Defansın ortası konusunda farklı bir hamle geldi ve Egemen
transferi ile daha sert ve mücadeleci bir defans hattı oluşturuldu. Egemen ile
duran top sorununun çözüleceğini düşünüyorum. Hava hâkimiyeti mükemmel ve
rakibi rahatsız etmesi harika ancak abartıyor. Bunu dengeleyebildiği vakit
Lugano’yu aratmayacağını düşünüyorum. Egemen, gücünün kontrol etmeyi başardığı
vakit çok faydalı olacaktır. Yobo ile birbirlerini çok iyi tamamlayacaklardır.
Defansta Bekir, Serdar, Orhan, Özgür gibi iyi alternatiflere sahip Aykut
Kocaman. Şampiyonlar Ligi seviyesinde bir defans değil tabii ki ancak lig için
iyi ve alternatifli bir defans. Takım defansı iyi işlerse önemli işler
yapabilirler. Bunun için önlerindeki futbolcular ile uyumları çok önemli.
Orta sahaya fazlaca hamleler yapıldı. Sağ kanata Krasic
alındı. Çok doğru bir hamle yapıldı. Sağ kanatın hızı son derece yükselti.

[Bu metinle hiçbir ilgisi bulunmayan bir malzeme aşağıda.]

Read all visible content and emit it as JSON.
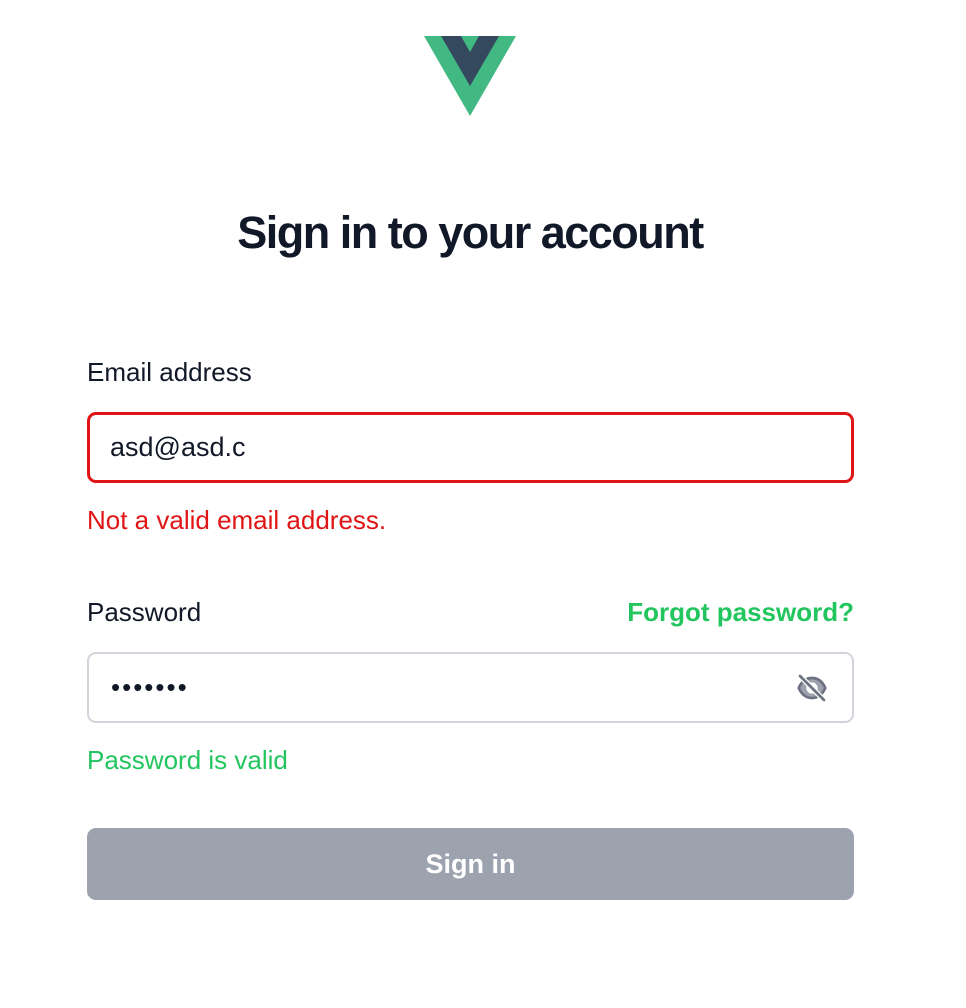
{
  "brand": {
    "logo_icon": "vue-logo-icon",
    "colors": {
      "outer": "#42b883",
      "inner": "#35495e"
    }
  },
  "page": {
    "title": "Sign in to your account"
  },
  "email": {
    "label": "Email address",
    "value": "asd@asd.c",
    "error": "Not a valid email address.",
    "border_color": "#e01414"
  },
  "password": {
    "label": "Password",
    "forgot_label": "Forgot password?",
    "value": "•••••••",
    "status": "Password is valid",
    "toggle_icon": "eye-off-icon",
    "status_color": "#22c55e"
  },
  "submit": {
    "label": "Sign in",
    "disabled_color": "#9ca3af"
  }
}
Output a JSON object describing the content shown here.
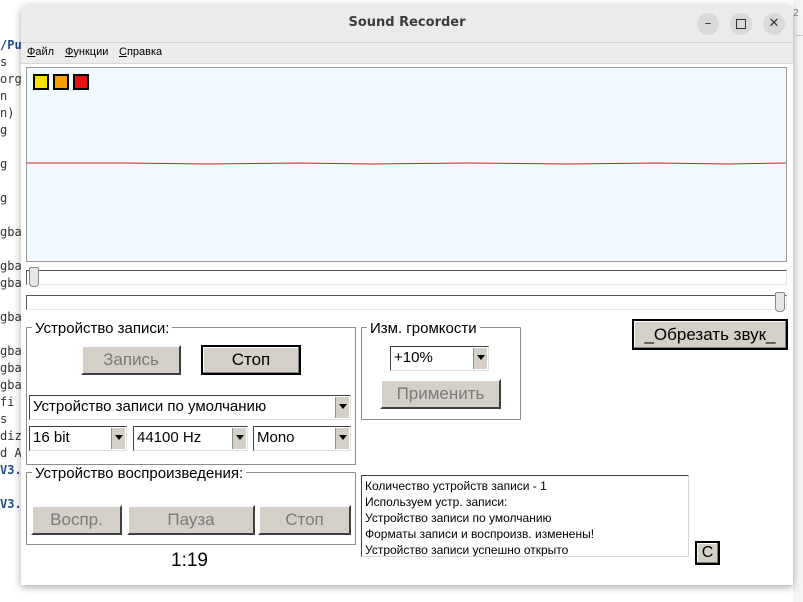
{
  "window": {
    "title": "Sound Recorder",
    "controls": [
      "minimize-icon",
      "maximize-icon",
      "close-icon"
    ]
  },
  "background_terminal": {
    "lines": [
      "/Pu",
      "s",
      "org",
      "n",
      " n)",
      "g",
      "",
      "g",
      "",
      "g",
      "",
      "gba",
      "",
      "gba",
      "gba",
      "",
      "gba",
      "",
      "gba",
      "gba",
      "gba",
      "  fi",
      "s",
      "diz",
      "d A",
      "V3.",
      "",
      "V3."
    ],
    "right_edge_text": "2"
  },
  "menu": [
    {
      "label": "Файл",
      "underline": "Ф",
      "rest": "айл"
    },
    {
      "label": "Функции",
      "underline": "Ф",
      "rest": "ункции"
    },
    {
      "label": "Справка",
      "underline": "С",
      "rest": "правка"
    }
  ],
  "wave": {
    "indicators": [
      "#f5e000",
      "#f5a000",
      "#e81010"
    ],
    "line_color": "#cc2222",
    "background": "#f0f9fd"
  },
  "record_group": {
    "label": "Устройство записи:",
    "record_button": "Запись",
    "stop_button": "Стоп",
    "device": "Устройство записи по умолчанию",
    "bits": "16 bit",
    "rate": "44100 Hz",
    "channels": "Mono"
  },
  "volume_group": {
    "label": "Изм. громкости",
    "value": "+10%",
    "apply_button": "Применить"
  },
  "trim_button": "_Обрезать звук_",
  "playback_group": {
    "label": "Устройство воспроизведения:",
    "play_button": "Воспр.",
    "pause_button": "Пауза",
    "stop_button": "Стоп"
  },
  "time": "1:19",
  "log": [
    "Количество устройств записи - 1",
    "Используем устр. записи:",
    "Устройство записи по умолчанию",
    "Форматы записи и воспроизв. изменены!",
    "Устройство записи успешно открыто"
  ],
  "clear_button": "C"
}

Gökhan ve Krasic rakibin sol tarafını fazlaca zorlayacaktır bu sene. Defansif
anlamdı birbirleriyle iyi anlaşırlarsa veya destek alabilirlerse çok tehlikeli
olacakları kesin. Form tutmalarını sabırsızlıkla bekliyordur bütün herkes.
Krasic’in maç yapmaması büyük sorun olabilir gibi düşünülüyor ancak Appiah, Melo,
Ziegler de maç yapmadan geldiler ancak bir şekilde üstünlük kurdular ligde.
Çünkü İtalya ligi tarz olarak bizim ligimize benziyor. Yabancılık çekmeden adapte
olabiliyorlar. Krasic’in de adapte olacağını düşünüyorum. Krasic transferiyle
Aykut Kocaman Kuyt’ı da forvette düşündüğünü açıkça belli etmiş oldu.
Mehmet Topal hamlesi yapıldı. Özellikle Alper Potuk’a
istenen paraları okudukça Allahıma bin kere şükrettim. Mehmet Topal çok iyi bir
tercih oldu bana göre. Hiçbir zaman Emre ile veya Aurelio ile kıyaslamam ancak
zaman verilirse takıma adapte olursa çok iyi bir alternatif olacaktır. Nasıl
İtalya’dan gelen futbolcular konusunda güven dolu konuşabiliyorsak, İspanya’dan
gelen futbolcular konusunda da tedirginim. Mehmet Topal belki bu sene ilk
dönemde adaptasyon sorunu yaşayabilir takıma ve lige ancak ileride çok kilit
bir rol alacağı kesin.
Fenerbahçe’nin bence en önemli transferi Kuyt olacaktır.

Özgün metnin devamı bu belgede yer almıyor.